I revisit my notes, my goals, my values. Why did I start this project? What excited me about it? Overwhelm clouds motivation; clarity restores it.

I ask myself what matters most today; not this quarter, not this year. Just today. That helps me rebuild momentum from something real and present.

3. Delegate, Delete, Delay

I go through my mental to-do list with a ruthless filter:

  • Can someone else do this better or faster? Delegate.
  • Does this even need to be done? Delete.
  • Can this wait? Delay.

This triage system helps me reduce noise and focus on what truly needs my attention.

4. Aim for Low-Hanging Fruit

When I'm mentally overloaded, I don't need a heroic task; I need a small win. Something I can do in five minutes. Something that doesn't require orchestration or emotional negotiation. So I pick the lowest-hanging fruit I can find: respond to a simple email, rename a file, commit a single line of code, clean up my desktop.

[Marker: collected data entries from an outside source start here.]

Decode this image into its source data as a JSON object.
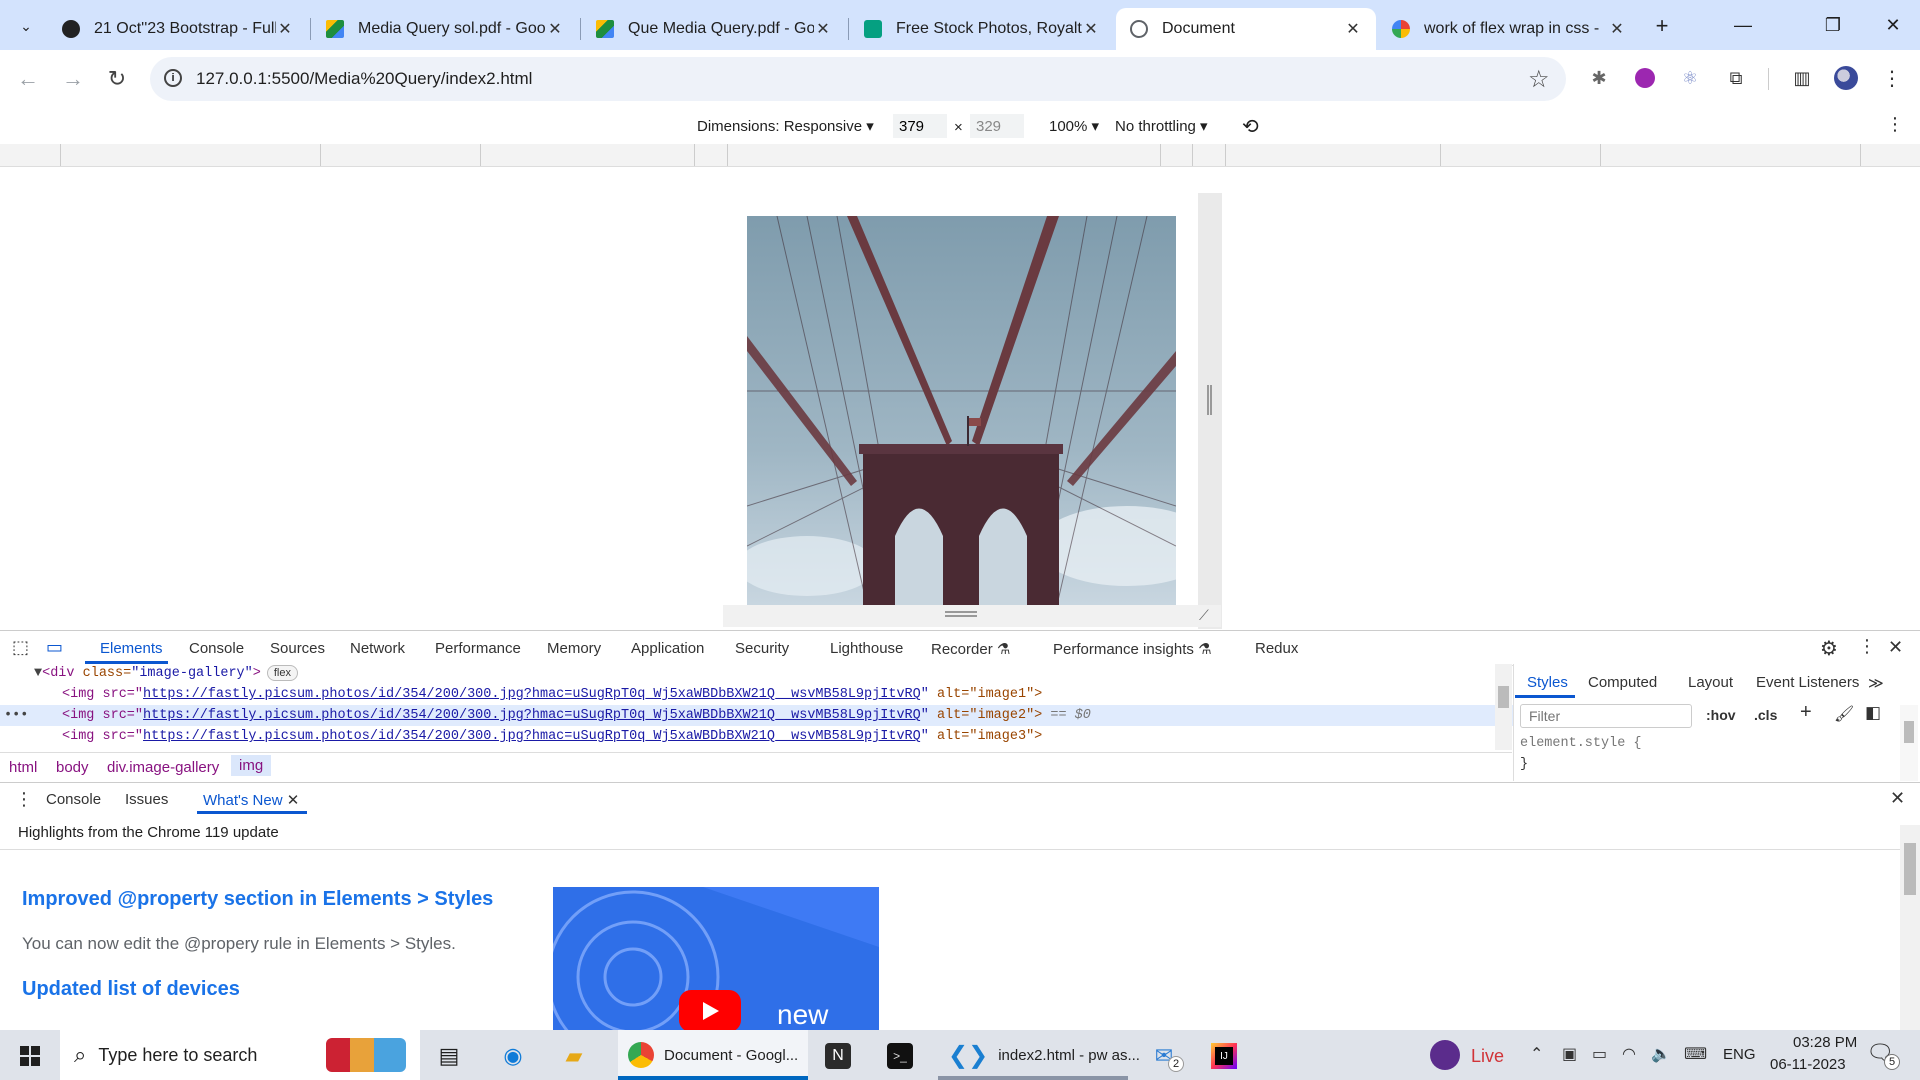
{
  "browser": {
    "tabs": [
      {
        "title": "21 Oct''23 Bootstrap - Full",
        "icon": "github-icon",
        "color": "#222222"
      },
      {
        "title": "Media Query sol.pdf - Goo",
        "icon": "google-drive-icon",
        "color": "#1e8e3e"
      },
      {
        "title": "Que Media Query.pdf - Go",
        "icon": "google-drive-icon",
        "color": "#1e8e3e"
      },
      {
        "title": "Free Stock Photos, Royalty",
        "icon": "pexels-icon",
        "color": "#05a081"
      },
      {
        "title": "Document",
        "icon": "globe-icon",
        "color": "#5f6368",
        "active": true
      },
      {
        "title": "work of flex wrap in css -",
        "icon": "google-icon",
        "color": "#4285f4"
      }
    ],
    "new_tab": "+",
    "url": "127.0.0.1:5500/Media%20Query/index2.html"
  },
  "device_toolbar": {
    "dimensions_label": "Dimensions: Responsive",
    "width": "379",
    "times": "×",
    "height": "329",
    "zoom": "100%",
    "throttling": "No throttling"
  },
  "devtools": {
    "tabs": [
      "Elements",
      "Console",
      "Sources",
      "Network",
      "Performance",
      "Memory",
      "Application",
      "Security",
      "Lighthouse",
      "Recorder",
      "Performance insights",
      "Redux"
    ],
    "dom": {
      "parent_tag_open": "<div",
      "parent_attr": "class=",
      "parent_val": "\"image-gallery\"",
      "parent_close": ">",
      "flex_badge": "flex",
      "img_prefix": "<img src=\"",
      "img_src": "https://fastly.picsum.photos/id/354/200/300.jpg?hmac=uSugRpT0q_Wj5xaWBDbBXW21Q__wsvMB58L9pjItvRQ",
      "lines": [
        {
          "alt": " alt=\"image1\">"
        },
        {
          "alt": " alt=\"image2\">",
          "suffix": " == $0"
        },
        {
          "alt": " alt=\"image3\">"
        }
      ],
      "ellipsis": "•••"
    },
    "breadcrumbs": [
      "html",
      "body",
      "div.image-gallery",
      "img"
    ],
    "styles_tabs": [
      "Styles",
      "Computed",
      "Layout",
      "Event Listeners",
      "≫"
    ],
    "filter_placeholder": "Filter",
    "hov": ":hov",
    "cls": ".cls",
    "element_style": "element.style {",
    "close_brace": "}",
    "drawer_tabs": [
      "Console",
      "Issues",
      "What's New"
    ],
    "whats_new_header": "Highlights from the Chrome 119 update",
    "whats_new": {
      "heading1": "Improved @property section in Elements > Styles",
      "text1": "You can now edit the @propery rule in Elements > Styles.",
      "heading2": "Updated list of devices",
      "video_label": "new"
    }
  },
  "taskbar": {
    "search_placeholder": "Type here to search",
    "apps": [
      {
        "label": "Document - Googl..."
      },
      {
        "label": "index2.html - pw as..."
      }
    ],
    "mail_badge": "2",
    "live": "Live",
    "lang": "ENG",
    "time": "03:28 PM",
    "date": "06-11-2023",
    "notif_count": "5"
  }
}
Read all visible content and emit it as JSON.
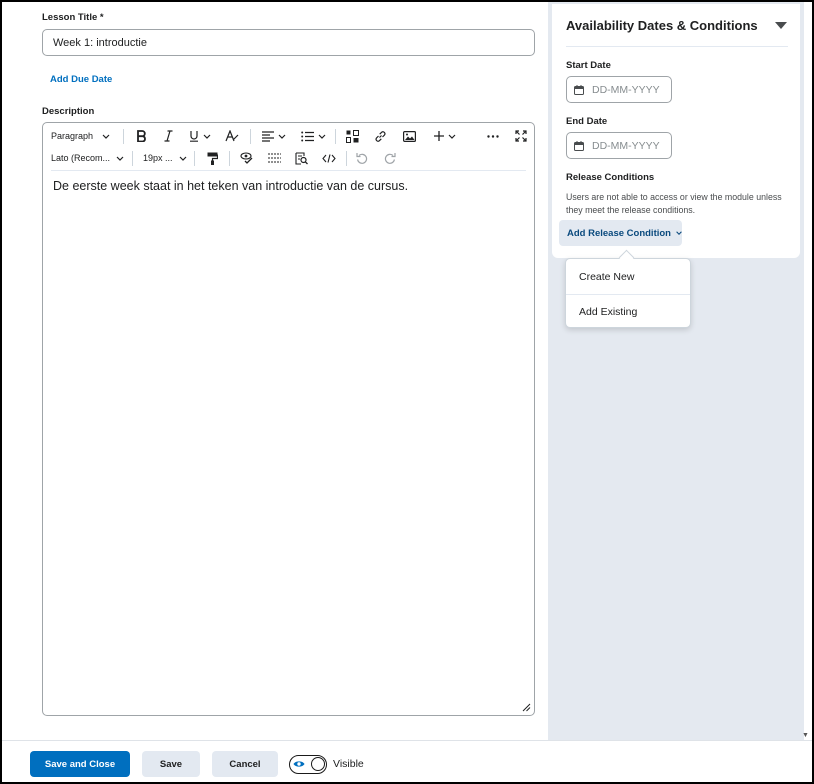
{
  "form": {
    "lesson_title_label": "Lesson Title *",
    "lesson_title_value": "Week 1: introductie",
    "add_due_date": "Add Due Date",
    "description_label": "Description"
  },
  "editor": {
    "toolbar": {
      "paragraph": "Paragraph",
      "font": "Lato (Recom...",
      "size": "19px ..."
    },
    "content": "De eerste week staat in het teken van introductie van de cursus."
  },
  "availability": {
    "title": "Availability Dates & Conditions",
    "start_date_label": "Start Date",
    "start_date_placeholder": "DD-MM-YYYY",
    "end_date_label": "End Date",
    "end_date_placeholder": "DD-MM-YYYY",
    "release_conditions_label": "Release Conditions",
    "release_conditions_desc": "Users are not able to access or view the module unless they meet the release conditions.",
    "add_release_condition": "Add Release Condition",
    "dropdown": [
      "Create New",
      "Add Existing"
    ]
  },
  "footer": {
    "save_close": "Save and Close",
    "save": "Save",
    "cancel": "Cancel",
    "visible": "Visible"
  },
  "icons": {
    "bold": "bold-icon",
    "italic": "italic-icon",
    "underline": "underline-icon",
    "format": "clear-format-icon",
    "align": "align-icon",
    "list": "list-icon",
    "element": "insert-element-icon",
    "link": "link-icon",
    "image": "image-icon",
    "add": "plus-icon",
    "more": "more-icon",
    "fullscreen": "fullscreen-icon",
    "paint": "format-painter-icon",
    "spellcheck": "accessibility-check-icon",
    "hr": "horizontal-rule-icon",
    "find": "find-replace-icon",
    "code": "source-code-icon",
    "undo": "undo-icon",
    "redo": "redo-icon",
    "calendar": "calendar-icon"
  },
  "colors": {
    "primary": "#006fbf",
    "panel_bg": "#e4e9f0",
    "secondary_btn": "#e3e9f1"
  }
}
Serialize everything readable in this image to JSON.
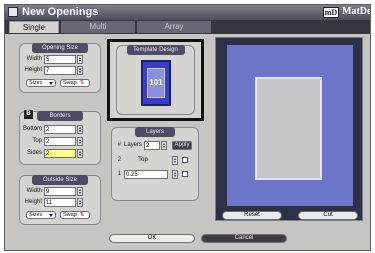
{
  "window": {
    "title": "New Openings",
    "brand_mark": "mD",
    "brand_name": "MatDesigner"
  },
  "tabs": [
    {
      "label": "Single",
      "active": true
    },
    {
      "label": "Multi",
      "active": false
    },
    {
      "label": "Array",
      "active": false
    }
  ],
  "opening_size": {
    "header": "Opening Size",
    "width_label": "Width",
    "width_value": "5",
    "height_label": "Height",
    "height_value": "7",
    "sizes_label": "Sizes",
    "swap_label": "Swap"
  },
  "borders": {
    "header": "Borders",
    "bottom_label": "Bottom",
    "bottom_value": "2",
    "top_label": "Top",
    "top_value": "2",
    "sides_label": "Sides",
    "sides_value": "2"
  },
  "outside_size": {
    "header": "Outside Size",
    "width_label": "Width",
    "width_value": "9",
    "height_label": "Height",
    "height_value": "11",
    "sizes_label": "Sizes",
    "swap_label": "Swap"
  },
  "template": {
    "header": "Template Design",
    "number": "101"
  },
  "layers": {
    "header": "Layers",
    "row1_index": "#",
    "layers_label": "Layers",
    "layers_value": "2",
    "apply_label": "Apply",
    "row2_index": "2",
    "row2_name": "Top",
    "row3_index": "1",
    "row3_value": "0.25"
  },
  "canvas_buttons": {
    "reset": "Reset",
    "cut": "Cut"
  },
  "dialog_buttons": {
    "ok": "OK",
    "cancel": "Cancel"
  },
  "colors": {
    "mat_outer": "#6b76c8",
    "opening": "#c6c6c8",
    "highlight_field": "#ffff96",
    "group_header": "#4f4a66"
  }
}
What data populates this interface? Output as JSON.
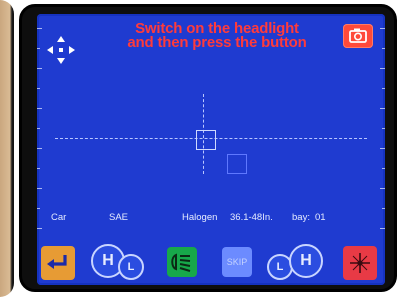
{
  "screen": {
    "instruction_line1": "Switch on the headlight",
    "instruction_line2": "and then press the button",
    "info": {
      "vehicle": "Car",
      "standard": "SAE",
      "lamp_type": "Halogen",
      "height_range": "36.1-48In.",
      "bay_label": "bay:",
      "bay_value": "01"
    },
    "buttons": {
      "skip_label": "SKIP",
      "high_beam_label": "H",
      "low_beam_label": "L",
      "low_beam_label_2": "L",
      "high_beam_label_2": "H"
    },
    "icons": {
      "nav": "four-direction-arrows-icon",
      "camera": "camera-icon",
      "back": "back-arrow-icon",
      "headlight": "headlight-icon",
      "laser": "laser-crosshair-icon"
    },
    "colors": {
      "screen_bg": "#1f3bd0",
      "instruction_text": "#ff3b3b",
      "back_button": "#e79b34",
      "headlight_button": "#17a84a",
      "skip_button": "#6c8bff",
      "laser_button": "#e83a45",
      "camera_button": "#ff4a3a"
    }
  }
}
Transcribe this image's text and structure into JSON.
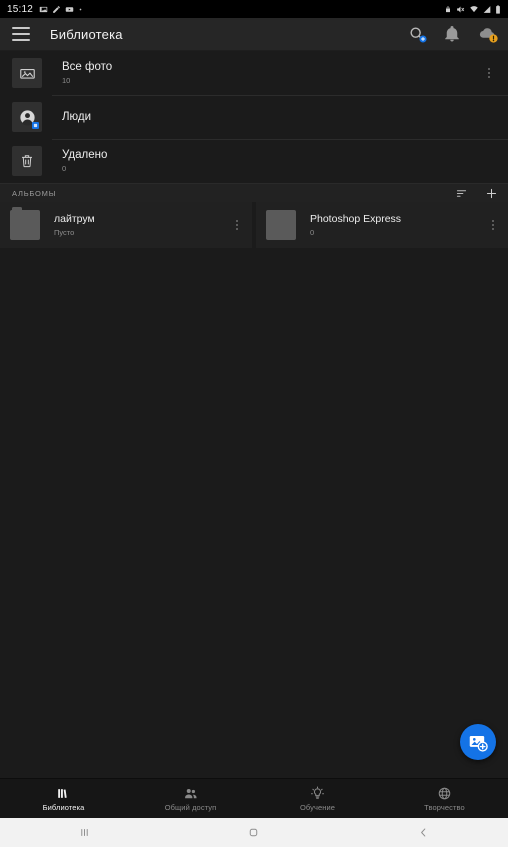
{
  "status_bar": {
    "clock": "15:12",
    "left_icons": [
      "photos-icon",
      "edit-icon",
      "youtube-icon",
      "dot-icon"
    ],
    "right_icons": [
      "lock-icon",
      "mute-icon",
      "wifi-icon",
      "signal-icon",
      "battery-icon"
    ]
  },
  "app_bar": {
    "menu_icon": "hamburger-icon",
    "title": "Библиотека",
    "actions": [
      {
        "name": "search-icon",
        "badge": true,
        "badge_color": "#1473e6"
      },
      {
        "name": "bell-icon",
        "badge": false
      },
      {
        "name": "cloud-icon",
        "badge": true,
        "badge_color": "#e8a01e"
      }
    ]
  },
  "library": {
    "rows": [
      {
        "icon": "all-photos-icon",
        "title": "Все фото",
        "count": "10",
        "menu": "kebab-icon"
      },
      {
        "icon": "people-icon",
        "title": "Люди",
        "count": "",
        "menu": ""
      },
      {
        "icon": "trash-icon",
        "title": "Удалено",
        "count": "0",
        "menu": ""
      }
    ]
  },
  "albums_header": {
    "label": "АЛЬБОМЫ",
    "sort_icon": "sort-icon",
    "add_icon": "plus-icon"
  },
  "albums": [
    {
      "title": "лайтрум",
      "subtitle": "Пусто",
      "cover": "folder-cover",
      "menu": "kebab-icon"
    },
    {
      "title": "Photoshop Express",
      "subtitle": "0",
      "cover": "plain-cover",
      "menu": "kebab-icon"
    }
  ],
  "fab": {
    "name": "add-photos-fab",
    "icon": "add-photo-icon",
    "color": "#1473e6"
  },
  "tabs": [
    {
      "label": "Библиотека",
      "icon": "books-icon",
      "active": true
    },
    {
      "label": "Общий доступ",
      "icon": "people-group-icon",
      "active": false
    },
    {
      "label": "Обучение",
      "icon": "lightbulb-icon",
      "active": false
    },
    {
      "label": "Творчество",
      "icon": "globe-icon",
      "active": false
    }
  ],
  "android_nav": {
    "recents": "recents-icon",
    "home": "home-icon",
    "back": "back-icon"
  }
}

These small completions act like reset points. They remind me that progress is still possible, even when momentum feels lost. Overwhelm thrives in ambiguity, but clarity begins with just one thing getting done.

A Final Note

Overwhelm isn’t weakness. It’s data. It tells me when I’ve stretched too far, when I need help, when I need rest, or when I’ve lost sight of what matters.

If you’re feeling overwhelmed right now, know this: it doesn’t mean you’re broken. It means you care. Maybe even too much. And maybe it’s time to pause; not to quit, but to recalibrate.

Like tuning an instrument before a performance, sometimes we need to step back before we can step up.